Mohr: Diese Frage kann Ihnen eher die Kassenzahnärztliche Vereinigung beantworten. Als Vertreter der Landeszahnärztekammer möchte ich da niemandem reinreden. Wenn Sie mich aber als Kollegen fragen, finde ich, dass zu Recht bei den Senioren neue Positionen geschaffen wurden, die aber natürlich allen Menschen mit Beeinträchtigungen zugute kommen sollten.
Finden Sie es ungerecht, dass Menschen mit Behinderung bei den neuen Positionen scheinbar vergessen wurden?
Mohr: Gerechtigkeit ist ein hohes Gut, und wir streben natürlich stets die größtmögliche Gerechtigkeit an. Es wird viel über Inklusion geredet, deshalb muss man nachdenken, wie die KZV oder die Krankenkassen diese Fragen beantworten können. Vielleicht ist es auch eine Aufgabe, der sich ein Ministerium oder eine Aufsichtsbehörde widmen sollte. Letztlich müssen wir uns aber auch als Gesellschaft fragen: Wollen wir Inklusion oder nicht?
Wie können die Zahnärzte in Deutschland die generelle Versorgung gewährleisten und zugleich den zeitintensiveren Patientengruppen, also Pflegebedürftigen und Menschen mit Behinderungen, gerecht werden?

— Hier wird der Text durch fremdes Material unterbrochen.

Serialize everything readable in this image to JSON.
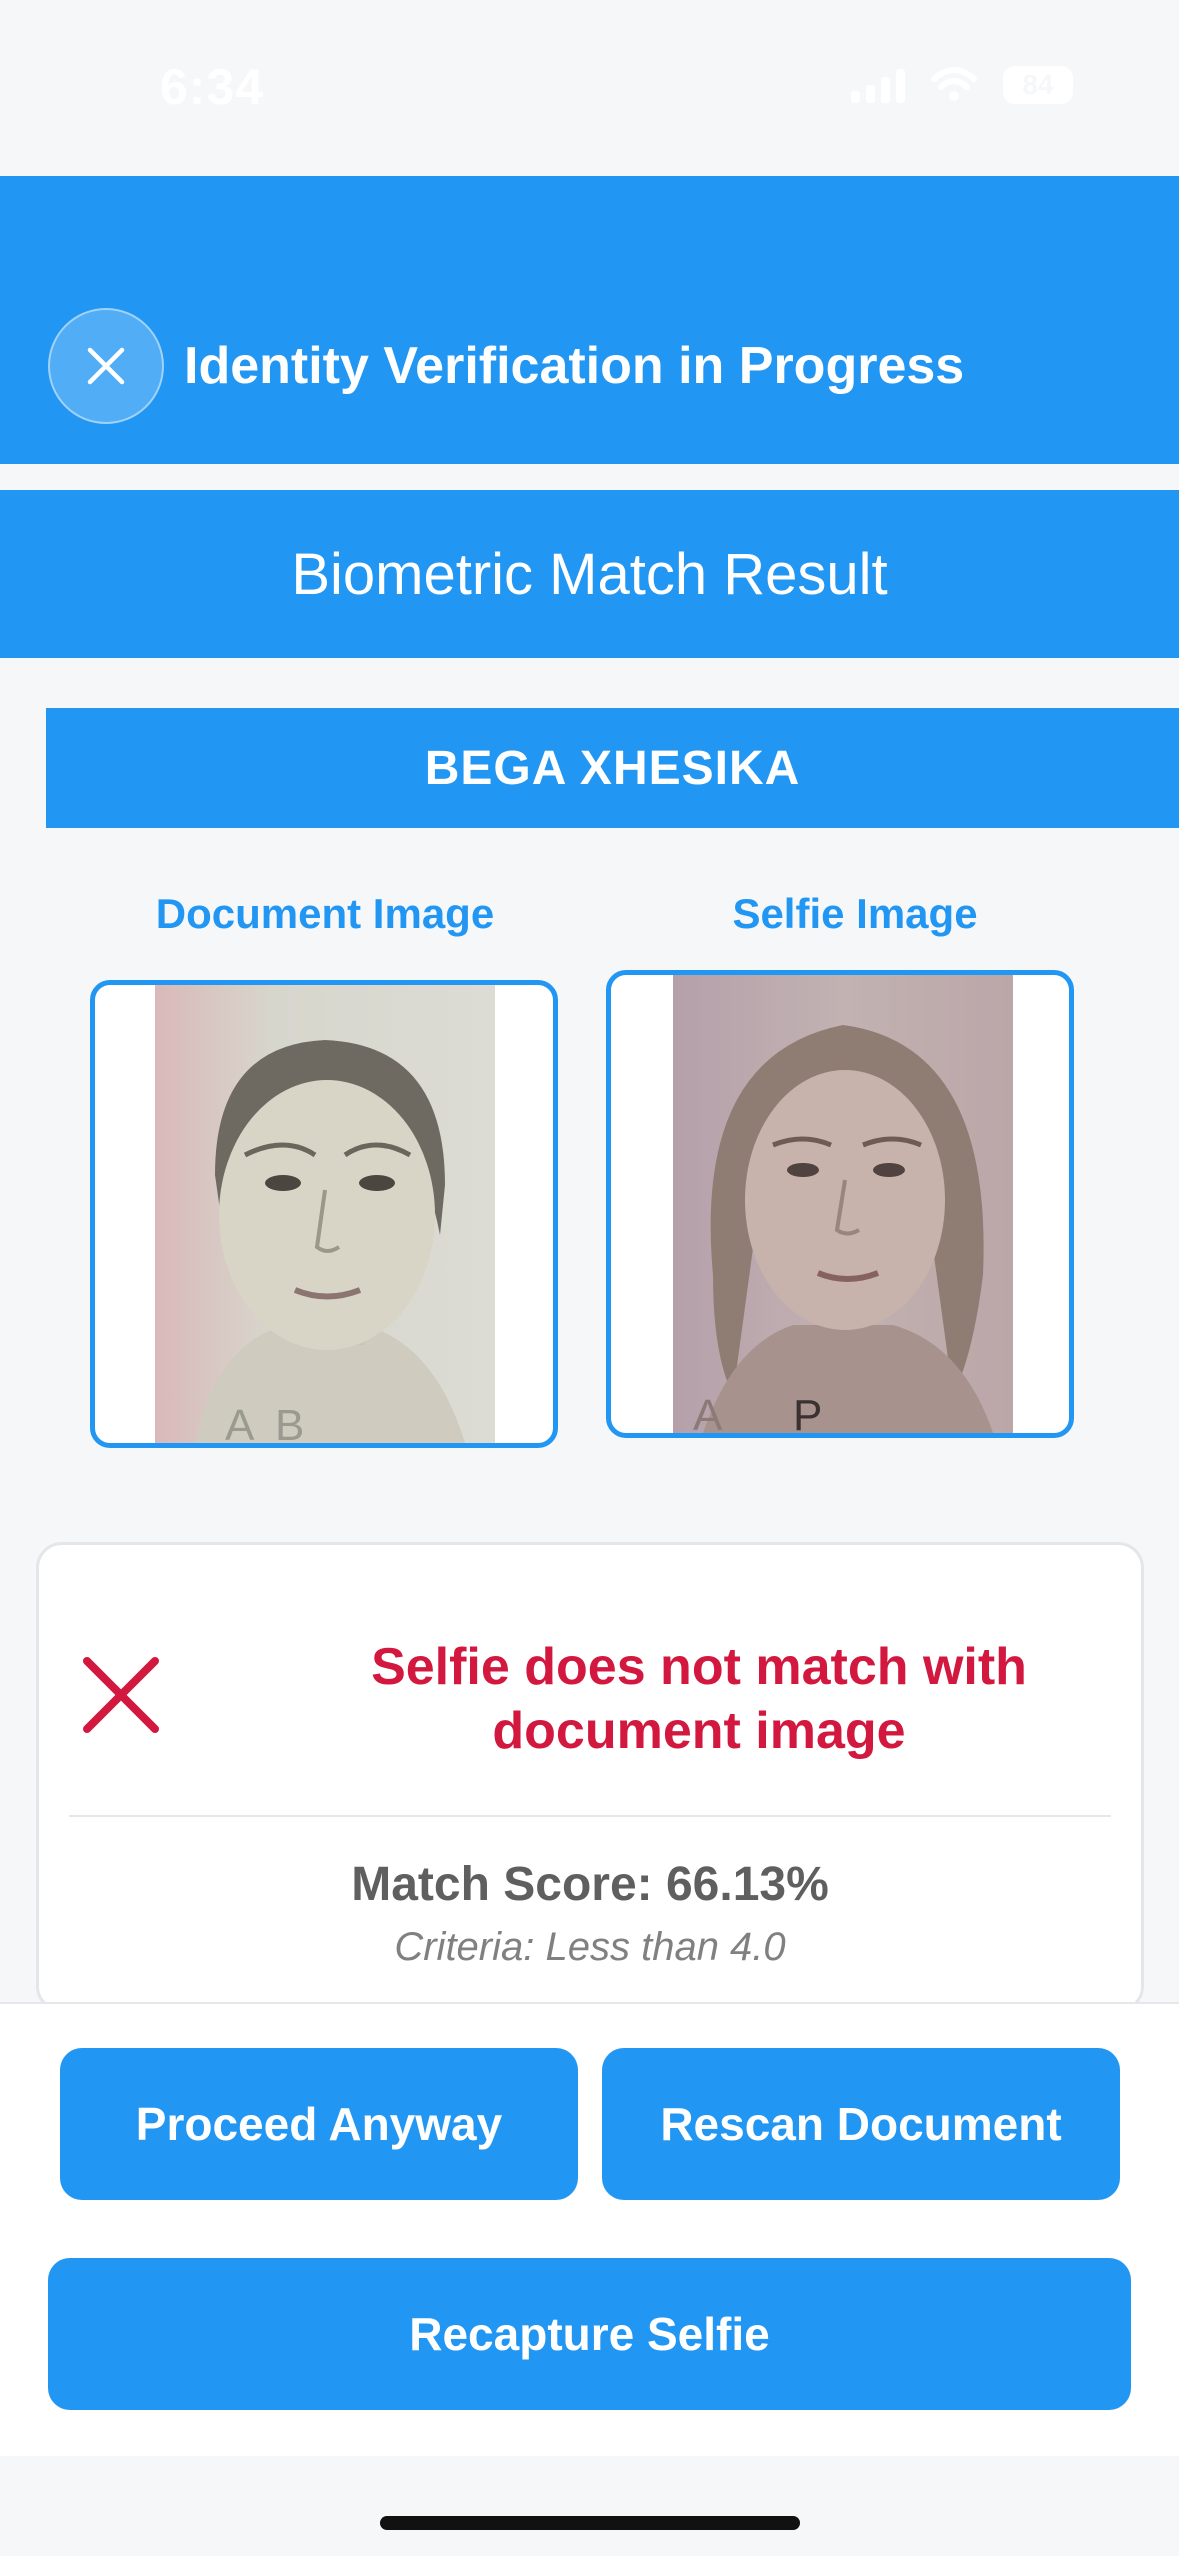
{
  "status_bar": {
    "time": "6:34",
    "battery": "84",
    "icons": [
      "signal-icon",
      "wifi-icon",
      "battery-icon"
    ]
  },
  "header": {
    "close_icon": "close-icon",
    "title": "Identity Verification in Progress"
  },
  "section": {
    "title": "Biometric Match Result"
  },
  "person": {
    "name": "BEGA XHESIKA"
  },
  "images": {
    "document_label": "Document Image",
    "selfie_label": "Selfie Image"
  },
  "result": {
    "status_icon": "x-mark-icon",
    "message": "Selfie does not match with document image",
    "match_score": "Match Score: 66.13%",
    "criteria": "Criteria: Less than 4.0"
  },
  "actions": {
    "proceed": "Proceed Anyway",
    "rescan": "Rescan Document",
    "recapture": "Recapture Selfie"
  },
  "colors": {
    "primary": "#2196f3",
    "error": "#d3183f",
    "background": "#f6f7f9"
  }
}
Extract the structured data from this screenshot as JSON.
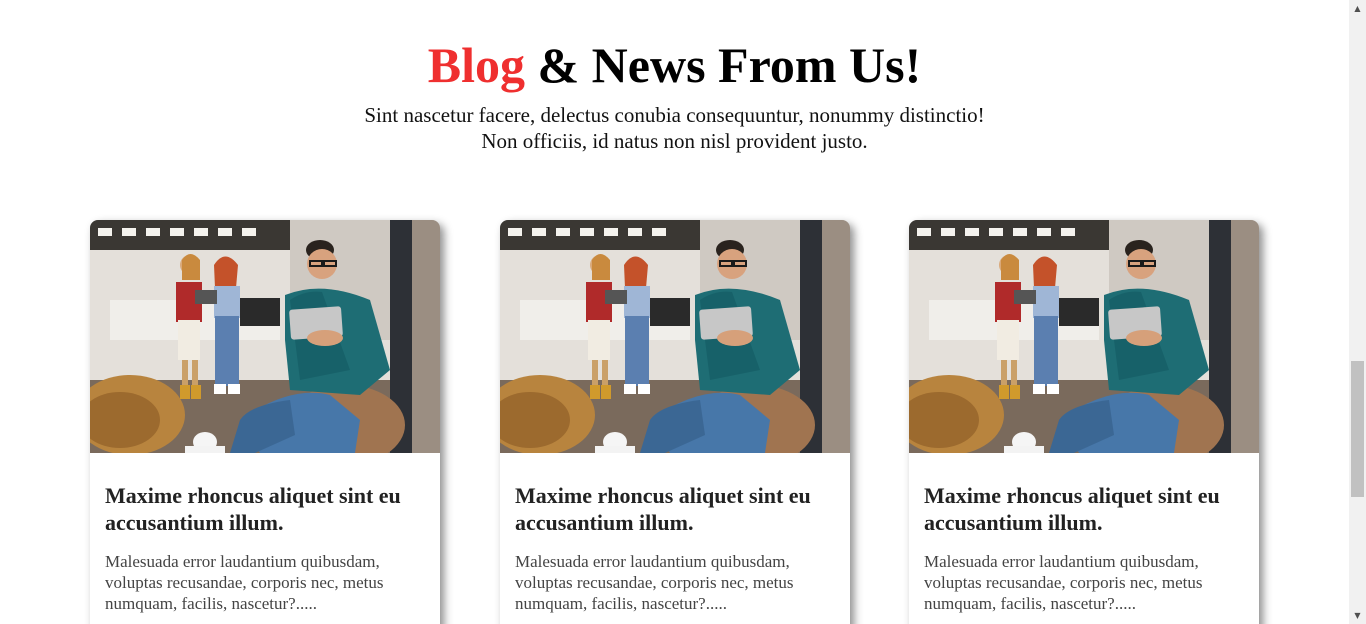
{
  "header": {
    "title_accent": "Blog",
    "title_rest": "& News From Us!",
    "subtitle_line1": "Sint nascetur facere, delectus conubia consequuntur, nonummy distinctio!",
    "subtitle_line2": "Non officiis, id natus non nisl provident justo."
  },
  "colors": {
    "accent": "#ef2f2f",
    "heading": "#000000",
    "card_title": "#222222",
    "card_text": "#444444"
  },
  "cards": [
    {
      "image": "office-people-tablet-photo",
      "title": "Maxime rhoncus aliquet sint eu accusantium illum.",
      "text": "Malesuada error laudantium quibusdam, voluptas recusandae, corporis nec, metus numquam, facilis, nascetur?....."
    },
    {
      "image": "office-people-tablet-photo",
      "title": "Maxime rhoncus aliquet sint eu accusantium illum.",
      "text": "Malesuada error laudantium quibusdam, voluptas recusandae, corporis nec, metus numquam, facilis, nascetur?....."
    },
    {
      "image": "office-people-tablet-photo",
      "title": "Maxime rhoncus aliquet sint eu accusantium illum.",
      "text": "Malesuada error laudantium quibusdam, voluptas recusandae, corporis nec, metus numquam, facilis, nascetur?....."
    }
  ],
  "scrollbar": {
    "up_icon": "chevron-up-icon",
    "down_icon": "chevron-down-icon"
  }
}
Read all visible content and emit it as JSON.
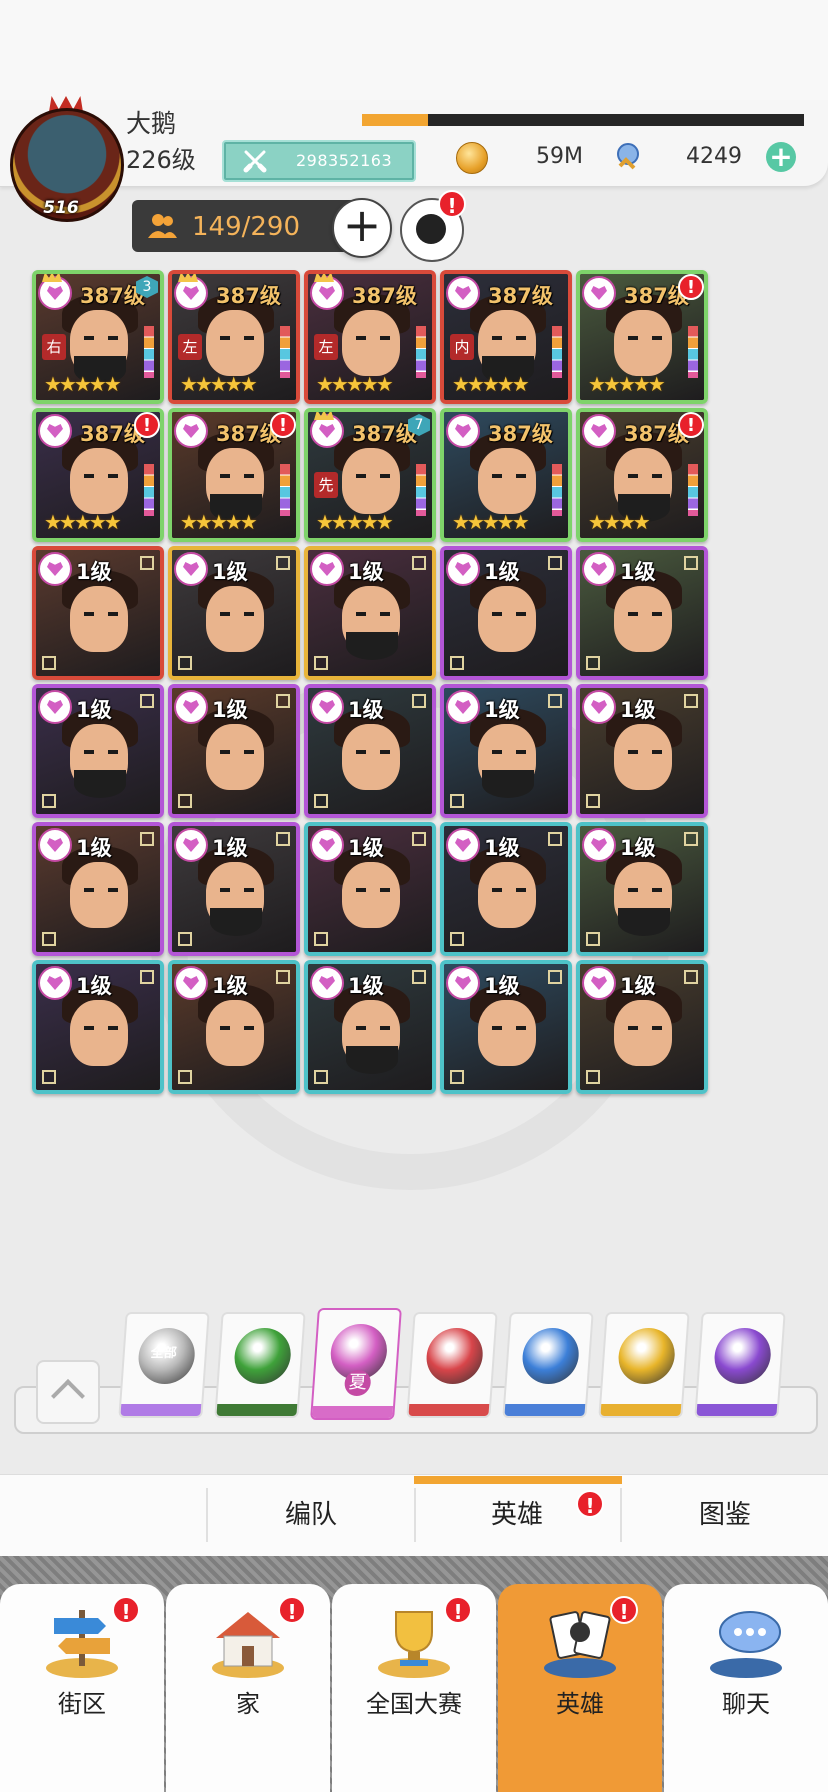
{
  "player": {
    "name": "大鹅",
    "level": "226级",
    "avatar_level": "516",
    "xp_fraction": 0.15,
    "power": "298352163"
  },
  "resources": {
    "coins": "59M",
    "gems": "4249",
    "add": "+"
  },
  "roster": {
    "capacity": "149/290",
    "add": "+",
    "helper_badge": "!"
  },
  "heroes": [
    {
      "level": "387级",
      "frame": "green",
      "tag": "右",
      "stars": "★★★★★",
      "badge": "3",
      "crown": true
    },
    {
      "level": "387级",
      "frame": "red",
      "tag": "左",
      "stars": "★★★★★",
      "crown": true
    },
    {
      "level": "387级",
      "frame": "red",
      "tag": "左",
      "stars": "★★★★★",
      "crown": true
    },
    {
      "level": "387级",
      "frame": "red",
      "tag": "内",
      "stars": "★★★★★"
    },
    {
      "level": "387级",
      "frame": "green",
      "stars": "★★★★★",
      "alert": "!"
    },
    {
      "level": "387级",
      "frame": "green",
      "stars": "★★★★★",
      "alert": "!"
    },
    {
      "level": "387级",
      "frame": "green",
      "stars": "★★★★★",
      "alert": "!"
    },
    {
      "level": "387级",
      "frame": "green",
      "tag": "先",
      "stars": "★★★★★",
      "badge": "7",
      "crown": true
    },
    {
      "level": "387级",
      "frame": "green",
      "stars": "★★★★★"
    },
    {
      "level": "387级",
      "frame": "green",
      "stars": "★★★★",
      "alert": "!"
    },
    {
      "level": "1级",
      "frame": "red"
    },
    {
      "level": "1级",
      "frame": "gold"
    },
    {
      "level": "1级",
      "frame": "gold"
    },
    {
      "level": "1级",
      "frame": "purple"
    },
    {
      "level": "1级",
      "frame": "purple"
    },
    {
      "level": "1级",
      "frame": "purple"
    },
    {
      "level": "1级",
      "frame": "purple"
    },
    {
      "level": "1级",
      "frame": "purple"
    },
    {
      "level": "1级",
      "frame": "purple"
    },
    {
      "level": "1级",
      "frame": "purple"
    },
    {
      "level": "1级",
      "frame": "purple"
    },
    {
      "level": "1级",
      "frame": "purple"
    },
    {
      "level": "1级",
      "frame": "teal"
    },
    {
      "level": "1级",
      "frame": "teal"
    },
    {
      "level": "1级",
      "frame": "teal"
    },
    {
      "level": "1级",
      "frame": "teal"
    },
    {
      "level": "1级",
      "frame": "teal"
    },
    {
      "level": "1级",
      "frame": "teal"
    },
    {
      "level": "1级",
      "frame": "teal"
    },
    {
      "level": "1级",
      "frame": "teal"
    }
  ],
  "factions": [
    {
      "name": "all",
      "label": "全部",
      "color": "#b9b9b9",
      "bar": "#b07be6"
    },
    {
      "name": "green",
      "color": "#3fa23a",
      "bar": "#3f7a35"
    },
    {
      "name": "pink",
      "label": "夏",
      "color": "#d35fc3",
      "bar": "#d86cc8",
      "selected": true
    },
    {
      "name": "red",
      "color": "#d8454a",
      "bar": "#d84a4a"
    },
    {
      "name": "blue",
      "color": "#3c7fd8",
      "bar": "#4a7fd8"
    },
    {
      "name": "gold",
      "color": "#e8b52a",
      "bar": "#e8b030"
    },
    {
      "name": "violet",
      "color": "#8a4ad0",
      "bar": "#8a56d6"
    }
  ],
  "subtabs": [
    {
      "label": "编队"
    },
    {
      "label": "英雄",
      "badge": "!"
    },
    {
      "label": "图鉴"
    }
  ],
  "nav": [
    {
      "label": "街区",
      "icon": "signpost-icon",
      "badge": "!"
    },
    {
      "label": "家",
      "icon": "house-icon",
      "badge": "!"
    },
    {
      "label": "全国大赛",
      "icon": "trophy-icon",
      "badge": "!"
    },
    {
      "label": "英雄",
      "icon": "hero-cards-icon",
      "badge": "!",
      "active": true
    },
    {
      "label": "聊天",
      "icon": "chat-bubbles-icon"
    }
  ],
  "colors": {
    "accent": "#f2a531",
    "power_bg": "#8bd2c4",
    "alert": "#e8212b"
  }
}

Mohr: Das ist eine ganz große Herausforderung, denn ein Patentrezept gibt es dafür nicht. Ich habe meine Praxis selbst in Bitburg, das ist eine kleine Stadt in der Eifel. Dort bin ich in diversen Seniorenheimen unterwegs. Da kennt man sich, und ich versuche natürlich nach Kräften, viel zu tun. Aber die zeitlichen Möglichkeiten sind in den meisten Praxen einfach begrenzt. Ich denke, dass man den demografischen Wandel noch viel stärker im Zahnmedizinstudium abbilden sollte. Vielleicht muss man auch die gesamte Aus- und Weiterbildung viel stärker diesem Thema widmen.
In der Landeszahnärztekammer Rheinland-Pfalz planen wir deshalb gerade ein neues Curriculum zum Thema Alterszahnheilkunde. Auf Dauer kann ich mir die aufsuchende Betreuung ohne Modelle wie die von Dr. Blum nicht vorstellen. Ein Transport in die Praxis ist für viele eingeschränkte Patienten eine zu große Belastung. Die freie Arztwahl sehe ich hierdurch auch nicht beeinträchtigt. Die hat einen hohen Wert, an dem man nicht rütteln darf. Wenn es aber so ein attraktives Angebot wie das von Dr. Blum gibt, habe ich keine Bedenken, dass es gerne angenommen wird. Und letztlich wird das Zahnmobil ja nicht primär aus finanziellen Gründen betrieben. Wenn Inklusion aber mehr sein soll als ein hohler Begriff, sollten wir als Gesellschaft insgesamt bereit sein, hierfür auch das entsprechende Geld in die Hand zu nehmen.